Millions of motorists expected to receive car finance compensation next year, FCA tells MPs

Regulator outlines redress plans after Supreme Court ruling, says payouts likely under £950 per deal and an awareness campaign will follow

Business & Markets 6 months ago

The UK's financial regulator told MPs it expects millions of motorists to be paid compensation next year for the mis-selling of car finance, as it prepares a redress scheme following recent Supreme Court rulings.

Nikhil Rathi, chief executive of the Financial Conduct Authority, told the Treasury Committee that the proposals relate to commission arrangements between lenders and dealers and to cases where buyers were given inaccurate information about finance options. While the Supreme Court limited the breadth of possible claims, the FCA said up to 30 million agreements from 2007 to 2020 could be subject to review.

The watchdog said a finance redress scheme has not yet begun but that it is planning a large public awareness campaign to explain how payouts will work, who will be eligible and how consumers can claim. Rathi said details were still being finalised, including whether claimants will need to opt in or whether they will be included automatically. "It will be pragmatic, proportionate and fair to all sides," he told MPs.

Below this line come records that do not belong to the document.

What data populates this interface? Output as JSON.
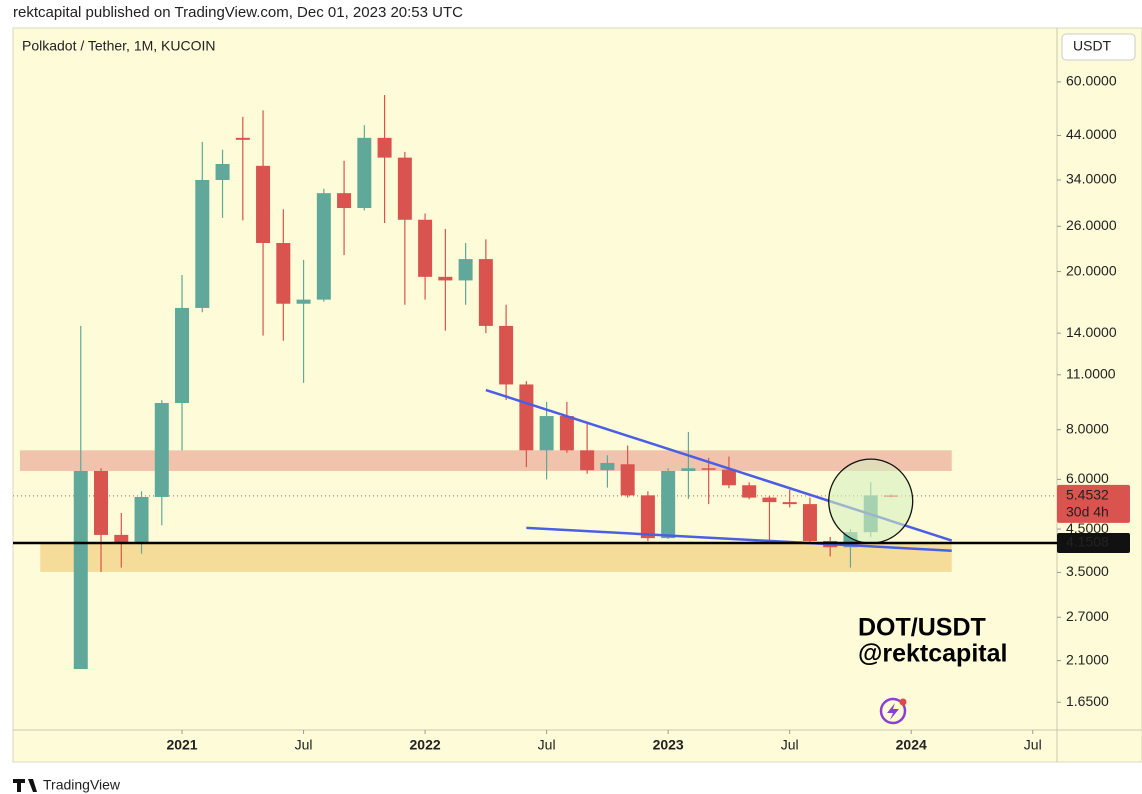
{
  "header": "rektcapital published on TradingView.com, Dec 01, 2023 20:53 UTC",
  "footer": "TradingView",
  "chart_data": {
    "type": "candlestick",
    "title": "Polkadot / Tether, 1M, KUCOIN",
    "currency": "USDT",
    "log_scale": true,
    "up_color": "#5fa89a",
    "down_color": "#d9534f",
    "x": [
      "2020-08",
      "2020-09",
      "2020-10",
      "2020-11",
      "2020-12",
      "2021-01",
      "2021-02",
      "2021-03",
      "2021-04",
      "2021-05",
      "2021-06",
      "2021-07",
      "2021-08",
      "2021-09",
      "2021-10",
      "2021-11",
      "2021-12",
      "2022-01",
      "2022-02",
      "2022-03",
      "2022-04",
      "2022-05",
      "2022-06",
      "2022-07",
      "2022-08",
      "2022-09",
      "2022-10",
      "2022-11",
      "2022-12",
      "2023-01",
      "2023-02",
      "2023-03",
      "2023-04",
      "2023-05",
      "2023-06",
      "2023-07",
      "2023-08",
      "2023-09",
      "2023-10",
      "2023-11",
      "2023-12"
    ],
    "open": [
      2.0,
      6.3,
      4.35,
      4.15,
      5.42,
      9.34,
      16.2,
      34,
      43.4,
      36.9,
      23.6,
      16.6,
      17,
      31.5,
      28.9,
      43.4,
      38.7,
      27,
      19.4,
      19,
      21.5,
      14.6,
      10.4,
      7.1,
      8.66,
      7.1,
      6.33,
      6.55,
      5.47,
      4.27,
      6.3,
      6.4,
      6.35,
      5.8,
      5.4,
      5.26,
      5.2,
      4.2,
      4.05,
      4.42,
      5.47
    ],
    "high": [
      14.6,
      6.4,
      4.94,
      5.6,
      9.5,
      19.6,
      42.4,
      40.5,
      49,
      50.9,
      28.7,
      21.4,
      32.3,
      38,
      46.7,
      55.6,
      40,
      28,
      25.6,
      23.6,
      24.1,
      16.5,
      10.6,
      9.4,
      9.4,
      8.3,
      6.9,
      7.3,
      5.6,
      6.4,
      7.9,
      6.8,
      6.85,
      5.9,
      5.45,
      5.65,
      5.4,
      4.3,
      4.5,
      5.9,
      5.5
    ],
    "low": [
      2.0,
      3.51,
      3.6,
      3.9,
      4.6,
      7.1,
      15.8,
      27.3,
      26.9,
      13.8,
      13.4,
      10.5,
      16.8,
      22,
      28.5,
      26.5,
      16.5,
      17,
      14.2,
      16.5,
      14,
      9.5,
      6.44,
      6.0,
      7.0,
      6.2,
      5.72,
      5.4,
      4.2,
      4.25,
      5.36,
      5.2,
      5.7,
      5.35,
      4.17,
      5.1,
      4.15,
      3.84,
      3.6,
      4.3,
      5.4
    ],
    "close": [
      6.3,
      4.35,
      4.15,
      5.42,
      9.34,
      16.2,
      34,
      37.3,
      42.9,
      23.6,
      16.6,
      17,
      31.5,
      28.9,
      43.4,
      38.7,
      27,
      19.4,
      19,
      21.5,
      14.6,
      10.4,
      7.1,
      8.66,
      7.1,
      6.33,
      6.6,
      5.47,
      4.27,
      6.3,
      6.4,
      6.35,
      5.8,
      5.4,
      5.26,
      5.2,
      4.2,
      4.05,
      4.42,
      5.47,
      5.4532
    ],
    "xlim": [
      "2020-05",
      "2024-08"
    ],
    "xticks": [
      {
        "value": "2021-01",
        "label": "2021"
      },
      {
        "value": "2021-07",
        "label": "Jul"
      },
      {
        "value": "2022-01",
        "label": "2022"
      },
      {
        "value": "2022-07",
        "label": "Jul"
      },
      {
        "value": "2023-01",
        "label": "2023"
      },
      {
        "value": "2023-07",
        "label": "Jul"
      },
      {
        "value": "2024-01",
        "label": "2024"
      },
      {
        "value": "2024-07",
        "label": "Jul"
      }
    ],
    "ylim": [
      1.405,
      82
    ],
    "yticks": [
      {
        "value": 60,
        "label": "60.0000"
      },
      {
        "value": 44,
        "label": "44.0000"
      },
      {
        "value": 34,
        "label": "34.0000"
      },
      {
        "value": 26,
        "label": "26.0000"
      },
      {
        "value": 20,
        "label": "20.0000"
      },
      {
        "value": 14,
        "label": "14.0000"
      },
      {
        "value": 11,
        "label": "11.0000"
      },
      {
        "value": 8,
        "label": "8.0000"
      },
      {
        "value": 6,
        "label": "6.0000"
      },
      {
        "value": 4.5,
        "label": "4.5000"
      },
      {
        "value": 3.5,
        "label": "3.5000"
      },
      {
        "value": 2.7,
        "label": "2.7000"
      },
      {
        "value": 2.1,
        "label": "2.1000"
      },
      {
        "value": 1.65,
        "label": "1.6500"
      }
    ],
    "zones": [
      {
        "x": [
          "2020-05",
          "2024-03"
        ],
        "y": [
          6.3,
          7.1
        ],
        "color": "#efb8a4"
      },
      {
        "x": [
          "2020-06",
          "2024-03"
        ],
        "y": [
          3.51,
          4.14
        ],
        "color": "#f5d68e"
      }
    ],
    "trendlines": [
      {
        "x": [
          "2022-04",
          "2024-03"
        ],
        "y": [
          10.07,
          4.21
        ],
        "color": "#4a5ee6"
      },
      {
        "x": [
          "2022-06",
          "2024-03"
        ],
        "y": [
          4.53,
          3.97
        ],
        "color": "#4a5ee6"
      }
    ],
    "highlight": {
      "x": "2023-11",
      "y": 5.29,
      "color": "#d6eec0"
    },
    "last_price": 5.4532,
    "countdown": "30d 4h",
    "hline": 4.1508,
    "annotations": [
      "DOT/USDT",
      "@rektcapital"
    ]
  }
}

The FCA said claimants were likely to receive less than £950 per deal on average. It identified several categories of customers likely to be eligible, including many of the 14.6 million agreements made under so-called discretionary commission arrangements, where a dealer received commission from the lender based on the interest rate charged to the customer. Other potential claimants include buyers who had an unfair contract because commission paid to the dealer was so high and those who were not given accurate information about obtaining the best finance deal.

Rathi told the committee that not all firms involved had been fully cooperative as the regulator prepared the scheme. Committee chair Dame Meg Hillier pressed him to identify which firms were "playing hardball," but he declined to name them. The FCA did not give a timetable for when reviews of individual contracts would begin, beyond indicating that payments should start next year.

Ministers and consumer groups have drawn comparisons with the large redress programme that followed the mis-selling of payment protection insurance. The PPI campaign ran for more than a decade and featured a high-profile FCA awareness drive that included the robotic head and voice of actor Arnold Schwarzenegger; by the end of the scheme some 34 million consumers had received an average payout of about £1,000. The FCA said fewer people are expected to be eligible under the motor finance mis-selling scheme, but that it is still likely to cover millions of drivers.

Industry groups and lawyers are watching closely for details of the FCA's methodology for identifying affected contracts and calculating redress. The scale of the potential review — spanning more than a decade of agreements — means firms may have to trawl large volumes of legacy data and customer records.

The FCA said it would set out further details in due course and that it will aim to balance a fair outcome for consumers with proportionate burdens on firms. MPs on the Treasury Committee signalled they will continue to scrutinise the scheme as its design becomes clearer and as the regulator engages with lenders, dealers and consumer representatives.